African Fashion Coalition calls for regenerative, value-keeping industry shift
Africa's fashion economy is losing about US$8 billion a year as raw textiles leave and finished clothes return, a new manifesto says. Its fix is ownership, not just sustainability.

Lagos Fashion Week used London Climate Action Week to put a hard number on fashion’s old imbalance: Africa is losing about US$8 billion a year under a global system that ships out raw materials and buys back finished clothes at a premium.
The Blueprint for a Regenerative Fashion Future launched on June 22, 2026, in partnership with The Earthshot Prize as part of the African Fashion Compact II initiative. Africa already has the skills, the craft and the circular instincts, but too little ownership. The document puts the continent’s exports at roughly US$15 billion of raw textiles each year and imports at more than US$23 billion in finished clothing and footwear, a gap that leaves value, jobs and profit elsewhere.
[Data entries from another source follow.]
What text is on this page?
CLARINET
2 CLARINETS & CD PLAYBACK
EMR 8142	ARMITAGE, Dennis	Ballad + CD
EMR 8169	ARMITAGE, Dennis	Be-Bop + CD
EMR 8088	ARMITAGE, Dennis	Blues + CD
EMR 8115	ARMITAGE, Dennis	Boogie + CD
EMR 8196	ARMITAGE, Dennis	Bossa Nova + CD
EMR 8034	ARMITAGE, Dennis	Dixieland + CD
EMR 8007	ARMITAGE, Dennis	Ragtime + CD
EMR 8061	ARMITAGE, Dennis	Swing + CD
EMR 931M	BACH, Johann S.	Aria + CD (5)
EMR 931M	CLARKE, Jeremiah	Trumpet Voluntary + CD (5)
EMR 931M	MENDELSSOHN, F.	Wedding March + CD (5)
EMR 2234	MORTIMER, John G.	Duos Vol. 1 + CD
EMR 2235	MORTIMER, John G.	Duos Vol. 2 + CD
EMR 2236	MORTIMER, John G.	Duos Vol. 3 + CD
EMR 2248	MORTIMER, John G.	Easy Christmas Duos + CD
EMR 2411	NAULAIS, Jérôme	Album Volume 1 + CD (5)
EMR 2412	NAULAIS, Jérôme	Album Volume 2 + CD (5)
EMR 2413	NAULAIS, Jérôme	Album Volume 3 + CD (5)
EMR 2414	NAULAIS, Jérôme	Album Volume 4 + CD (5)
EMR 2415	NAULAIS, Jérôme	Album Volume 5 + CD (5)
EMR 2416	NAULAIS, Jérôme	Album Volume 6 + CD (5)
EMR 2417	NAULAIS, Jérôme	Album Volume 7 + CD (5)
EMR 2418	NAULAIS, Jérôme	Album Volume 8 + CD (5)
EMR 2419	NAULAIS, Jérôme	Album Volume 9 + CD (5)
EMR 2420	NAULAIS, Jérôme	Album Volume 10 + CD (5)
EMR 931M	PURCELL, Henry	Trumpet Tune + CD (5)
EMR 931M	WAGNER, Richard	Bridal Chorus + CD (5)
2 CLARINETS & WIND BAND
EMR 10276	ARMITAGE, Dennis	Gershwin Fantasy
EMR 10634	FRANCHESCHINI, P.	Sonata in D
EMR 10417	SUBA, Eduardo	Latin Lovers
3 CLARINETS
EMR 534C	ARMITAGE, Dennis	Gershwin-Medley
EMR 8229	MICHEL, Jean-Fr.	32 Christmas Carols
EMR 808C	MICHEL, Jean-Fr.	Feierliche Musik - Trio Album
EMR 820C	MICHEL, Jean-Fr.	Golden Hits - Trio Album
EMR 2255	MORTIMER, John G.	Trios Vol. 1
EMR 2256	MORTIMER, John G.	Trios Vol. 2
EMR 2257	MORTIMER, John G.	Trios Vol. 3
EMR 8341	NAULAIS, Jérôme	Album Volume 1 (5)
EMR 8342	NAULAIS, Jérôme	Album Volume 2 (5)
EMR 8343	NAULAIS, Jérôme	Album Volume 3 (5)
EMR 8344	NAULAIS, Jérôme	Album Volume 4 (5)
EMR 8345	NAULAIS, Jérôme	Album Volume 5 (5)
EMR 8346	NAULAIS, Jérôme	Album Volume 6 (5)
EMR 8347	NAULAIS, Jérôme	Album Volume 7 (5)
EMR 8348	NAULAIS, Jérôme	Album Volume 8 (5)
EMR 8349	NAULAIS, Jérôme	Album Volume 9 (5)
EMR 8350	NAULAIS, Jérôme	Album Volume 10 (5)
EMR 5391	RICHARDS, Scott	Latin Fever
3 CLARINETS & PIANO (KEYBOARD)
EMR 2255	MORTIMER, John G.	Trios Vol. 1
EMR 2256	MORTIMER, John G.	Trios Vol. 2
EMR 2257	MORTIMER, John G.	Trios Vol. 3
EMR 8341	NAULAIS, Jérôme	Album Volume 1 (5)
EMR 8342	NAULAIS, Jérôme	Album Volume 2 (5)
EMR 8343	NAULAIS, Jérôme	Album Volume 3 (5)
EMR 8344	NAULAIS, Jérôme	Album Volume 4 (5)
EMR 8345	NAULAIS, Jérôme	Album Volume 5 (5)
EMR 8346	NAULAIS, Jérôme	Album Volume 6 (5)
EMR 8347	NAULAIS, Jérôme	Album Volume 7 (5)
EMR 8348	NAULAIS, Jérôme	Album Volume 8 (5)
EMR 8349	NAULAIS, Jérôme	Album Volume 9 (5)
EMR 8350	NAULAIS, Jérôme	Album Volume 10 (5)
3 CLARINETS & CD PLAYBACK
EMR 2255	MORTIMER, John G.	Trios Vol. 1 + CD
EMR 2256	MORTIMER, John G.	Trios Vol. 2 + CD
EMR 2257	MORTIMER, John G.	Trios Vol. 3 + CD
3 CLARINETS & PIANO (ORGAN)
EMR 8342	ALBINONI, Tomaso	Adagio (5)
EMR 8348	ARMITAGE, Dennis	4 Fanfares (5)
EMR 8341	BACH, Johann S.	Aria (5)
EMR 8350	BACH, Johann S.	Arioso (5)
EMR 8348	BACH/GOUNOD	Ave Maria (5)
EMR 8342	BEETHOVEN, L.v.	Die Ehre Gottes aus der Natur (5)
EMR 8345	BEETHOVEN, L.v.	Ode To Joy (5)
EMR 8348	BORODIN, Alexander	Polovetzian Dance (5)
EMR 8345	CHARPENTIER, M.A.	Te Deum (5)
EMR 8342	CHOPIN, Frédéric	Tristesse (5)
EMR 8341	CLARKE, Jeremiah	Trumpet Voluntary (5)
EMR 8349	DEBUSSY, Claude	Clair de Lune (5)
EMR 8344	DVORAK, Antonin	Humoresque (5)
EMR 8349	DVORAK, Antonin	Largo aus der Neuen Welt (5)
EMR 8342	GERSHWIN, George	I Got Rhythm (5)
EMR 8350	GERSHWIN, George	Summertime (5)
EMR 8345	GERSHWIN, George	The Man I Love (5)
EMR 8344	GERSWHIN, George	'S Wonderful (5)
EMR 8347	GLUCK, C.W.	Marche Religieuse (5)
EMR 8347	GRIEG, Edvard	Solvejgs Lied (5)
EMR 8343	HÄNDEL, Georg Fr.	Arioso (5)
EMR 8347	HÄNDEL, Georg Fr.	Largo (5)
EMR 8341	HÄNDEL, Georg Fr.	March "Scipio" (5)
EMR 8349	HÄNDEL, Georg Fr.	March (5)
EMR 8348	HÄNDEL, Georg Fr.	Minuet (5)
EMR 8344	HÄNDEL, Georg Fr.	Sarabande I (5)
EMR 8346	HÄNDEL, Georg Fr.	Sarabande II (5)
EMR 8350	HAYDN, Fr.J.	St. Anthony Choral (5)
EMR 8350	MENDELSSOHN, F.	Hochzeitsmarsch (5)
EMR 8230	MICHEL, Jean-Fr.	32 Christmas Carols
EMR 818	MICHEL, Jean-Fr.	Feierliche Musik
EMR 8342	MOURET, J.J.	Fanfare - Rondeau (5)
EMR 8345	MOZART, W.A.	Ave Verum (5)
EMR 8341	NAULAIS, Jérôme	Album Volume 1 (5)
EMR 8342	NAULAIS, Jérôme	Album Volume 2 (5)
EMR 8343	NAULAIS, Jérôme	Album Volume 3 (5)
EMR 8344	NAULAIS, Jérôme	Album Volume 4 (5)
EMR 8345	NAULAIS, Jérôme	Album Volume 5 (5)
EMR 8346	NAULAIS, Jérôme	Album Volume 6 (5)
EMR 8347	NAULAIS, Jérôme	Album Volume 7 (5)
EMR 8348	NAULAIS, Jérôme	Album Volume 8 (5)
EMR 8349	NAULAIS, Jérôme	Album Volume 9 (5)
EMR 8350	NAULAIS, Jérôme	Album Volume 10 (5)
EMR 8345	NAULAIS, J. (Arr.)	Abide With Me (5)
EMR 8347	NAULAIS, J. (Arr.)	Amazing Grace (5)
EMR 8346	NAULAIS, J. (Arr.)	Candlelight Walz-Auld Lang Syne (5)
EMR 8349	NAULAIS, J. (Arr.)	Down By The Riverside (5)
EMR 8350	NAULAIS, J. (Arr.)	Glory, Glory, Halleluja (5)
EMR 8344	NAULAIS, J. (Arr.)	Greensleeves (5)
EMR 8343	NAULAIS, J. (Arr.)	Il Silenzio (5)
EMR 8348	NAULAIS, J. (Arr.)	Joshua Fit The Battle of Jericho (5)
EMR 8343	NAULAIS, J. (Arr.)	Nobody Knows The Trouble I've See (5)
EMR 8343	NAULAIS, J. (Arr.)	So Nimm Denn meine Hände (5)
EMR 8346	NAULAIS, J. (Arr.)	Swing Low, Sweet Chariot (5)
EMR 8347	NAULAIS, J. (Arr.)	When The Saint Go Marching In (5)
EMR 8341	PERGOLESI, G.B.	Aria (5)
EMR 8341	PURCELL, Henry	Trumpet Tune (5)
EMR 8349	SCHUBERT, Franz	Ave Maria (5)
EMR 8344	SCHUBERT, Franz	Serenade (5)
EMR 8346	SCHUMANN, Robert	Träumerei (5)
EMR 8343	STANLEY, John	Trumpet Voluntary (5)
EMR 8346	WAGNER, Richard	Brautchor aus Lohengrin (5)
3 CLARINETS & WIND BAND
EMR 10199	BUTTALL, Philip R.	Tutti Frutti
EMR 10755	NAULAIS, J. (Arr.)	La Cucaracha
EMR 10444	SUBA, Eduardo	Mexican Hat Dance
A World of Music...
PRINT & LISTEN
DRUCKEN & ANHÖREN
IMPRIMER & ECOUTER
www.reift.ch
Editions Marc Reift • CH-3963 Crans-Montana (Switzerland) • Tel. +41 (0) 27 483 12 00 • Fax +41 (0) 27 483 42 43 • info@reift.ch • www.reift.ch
If African-led systems take hold, cotton growers would move from selling low-margin fiber into deeper local processing, spinning and dyeing. Weavers, tailors and artisans would keep more of the work onshore instead of seeing their output reduced to inspiration boards and export shipments. Brands would have to build around local manufacturing power, intellectual property and regenerative production rather than treating Africa as a sourcing stop.
The document was shaped through convenings, workshops, consultations and stakeholder engagement, including a Manifesto Lab in April 2026.
In 2023, UNESCO said 37 of 54 African countries produce cotton, that Africa exports textiles worth US$15.5 billion a year and imports textiles, clothing and footwear worth US$23.1 billion a year, and that 32 African countries organize fashion weeks. Small and medium-sized enterprises make up 90 percent of fashion businesses on the continent, and demand for African haute couture is projected to rise 42 percent over the next 10 years, UNESCO said.
Africa’s fashion hubs include Abidjan, Casablanca, Dakar, Johannesburg, Lagos and Nairobi. Lagos Fashion Week said: “The question is no longer whether change is necessary. The question is who will lead it. Africa is ready.”